What, who, when, how, why? Then, so?
In the earlier Disney films, the princesses look like real, human woman. Over the years, the heads get bigger compared to their bodies, while the eyes get bigger compared to their heads.

By the time we get to Elsa, this twenty two years old Frozen princess has the body ratios of an eight years old, as with Moana who is sixteen yet has the ratios of a four years old.

This is happening all over the animation industry, as they get older, they age in reverse.
Getting a literal headstart throughout development, a newborn's eyes are already 75% of their adult diameter while our brains hit 55% of their adult volume by three months of age.

Biologist Konrad Lorenz speculated that these babyish features trigger an instinct in adult mammals to give love and attention.

Just like in babies and kittens, cuteness is nature's secret weapon to persuade adults into caring for babies.

Disney is just using the same biological trick to encourage audiences to root for their characters, with cartoon protagonists tend to have juvenile characteristics, and the villains ... not so much.

Dogs like Cavalier King Charles Spaniel has been selectively bred to be cute, retaining the juvenile features into adulthood, in what biologists neoteny.

We see neoteny in many domesticated animals, from Spaniels to pig with floppy ears, shorter snout and bigger eyes.

The most important trait in becoming a domesticated animal is ... tameness.

Whether it's a companion, a worker or a food source, you can't have a productive relationship with fearful and aggressive animals. That fight and flight response is something most animals only acquire as they get older - the baby animals are pretty chill with humans.

So an animal that somehow never 'grows up' in that sense might make the best candidate for domestication.

Beginning in the 1950s, Soviet scientist Dimitry Belyaev began a breeding experiment to study this idea by using wild silver foxes. The foxes were tested for their reaction to human contact, and only the foxes that were friendly toward experimenters were allowed to breed.

After just twenty generations, his foxes had not only changed in behavior, but also in appearance. Floppy ears, smaller jaws and shorter tails that now wagged whenever humans were around. Balyaev noted changes in hormones and brain chemistry that he suspected were capable of reshaping the foxes' external features.

If you select for one childish trait, a bunch of others tend to come along with it.

Us humans also have neoteny traits as well considering our skull shape changes much less compared to how much a chimp's skull morphs as it matures for example, as well as having less body hair helped in running farther and our faces becomes more visible to each other as social interaction becomes more important.
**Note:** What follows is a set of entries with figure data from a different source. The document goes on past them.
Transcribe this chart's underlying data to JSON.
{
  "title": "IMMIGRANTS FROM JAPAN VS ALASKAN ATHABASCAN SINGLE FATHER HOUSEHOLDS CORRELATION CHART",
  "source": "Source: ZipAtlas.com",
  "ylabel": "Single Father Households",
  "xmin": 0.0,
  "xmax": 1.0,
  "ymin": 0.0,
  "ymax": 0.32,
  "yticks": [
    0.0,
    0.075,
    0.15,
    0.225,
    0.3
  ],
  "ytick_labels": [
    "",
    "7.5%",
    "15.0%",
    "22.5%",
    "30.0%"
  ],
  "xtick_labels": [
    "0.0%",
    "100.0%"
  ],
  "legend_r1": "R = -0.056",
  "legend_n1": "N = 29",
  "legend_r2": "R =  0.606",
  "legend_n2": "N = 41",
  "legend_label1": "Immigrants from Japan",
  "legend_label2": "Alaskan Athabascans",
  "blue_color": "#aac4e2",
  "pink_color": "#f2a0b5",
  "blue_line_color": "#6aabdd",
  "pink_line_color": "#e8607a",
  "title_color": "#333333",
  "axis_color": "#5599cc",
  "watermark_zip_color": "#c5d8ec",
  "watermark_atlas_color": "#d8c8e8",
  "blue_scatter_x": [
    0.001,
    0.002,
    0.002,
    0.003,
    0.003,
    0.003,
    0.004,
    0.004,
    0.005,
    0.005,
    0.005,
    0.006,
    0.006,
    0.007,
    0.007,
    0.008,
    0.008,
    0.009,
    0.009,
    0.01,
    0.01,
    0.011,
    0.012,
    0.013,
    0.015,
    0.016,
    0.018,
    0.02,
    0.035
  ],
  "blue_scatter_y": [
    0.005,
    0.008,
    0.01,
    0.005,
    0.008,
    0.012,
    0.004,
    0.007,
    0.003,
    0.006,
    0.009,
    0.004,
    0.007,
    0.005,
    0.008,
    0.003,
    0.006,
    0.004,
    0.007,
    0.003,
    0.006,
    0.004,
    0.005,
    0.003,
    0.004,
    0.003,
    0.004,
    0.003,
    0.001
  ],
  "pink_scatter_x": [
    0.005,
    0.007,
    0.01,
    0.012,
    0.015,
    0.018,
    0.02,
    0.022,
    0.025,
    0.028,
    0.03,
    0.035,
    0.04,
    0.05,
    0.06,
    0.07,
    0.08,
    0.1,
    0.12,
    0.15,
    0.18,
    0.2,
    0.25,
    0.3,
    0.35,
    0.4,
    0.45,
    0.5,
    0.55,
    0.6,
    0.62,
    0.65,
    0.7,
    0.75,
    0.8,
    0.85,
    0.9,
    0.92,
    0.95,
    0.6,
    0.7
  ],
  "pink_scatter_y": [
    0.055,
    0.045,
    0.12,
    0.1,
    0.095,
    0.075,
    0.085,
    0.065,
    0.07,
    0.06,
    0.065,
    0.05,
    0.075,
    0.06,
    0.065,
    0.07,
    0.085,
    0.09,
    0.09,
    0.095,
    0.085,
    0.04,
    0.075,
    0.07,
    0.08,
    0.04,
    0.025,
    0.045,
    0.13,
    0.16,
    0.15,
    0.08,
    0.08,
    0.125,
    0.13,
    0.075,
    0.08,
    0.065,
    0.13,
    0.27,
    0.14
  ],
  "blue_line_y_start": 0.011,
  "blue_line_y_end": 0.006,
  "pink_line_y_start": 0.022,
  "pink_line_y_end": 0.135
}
Suppressing that fight or flight response meant we could cooperate and organize in larger numbers.

Most importantly, our brains need a lot of room and time to develop, which is why we rely on our parents for much longer than other mammals. The more complex our society gets, the more time humans need to become independent.

Childhood is a time for experimentation and learning and by extending it into our adulthood, we can learn and change as long as we live.

"We may grow old, but we never grow up."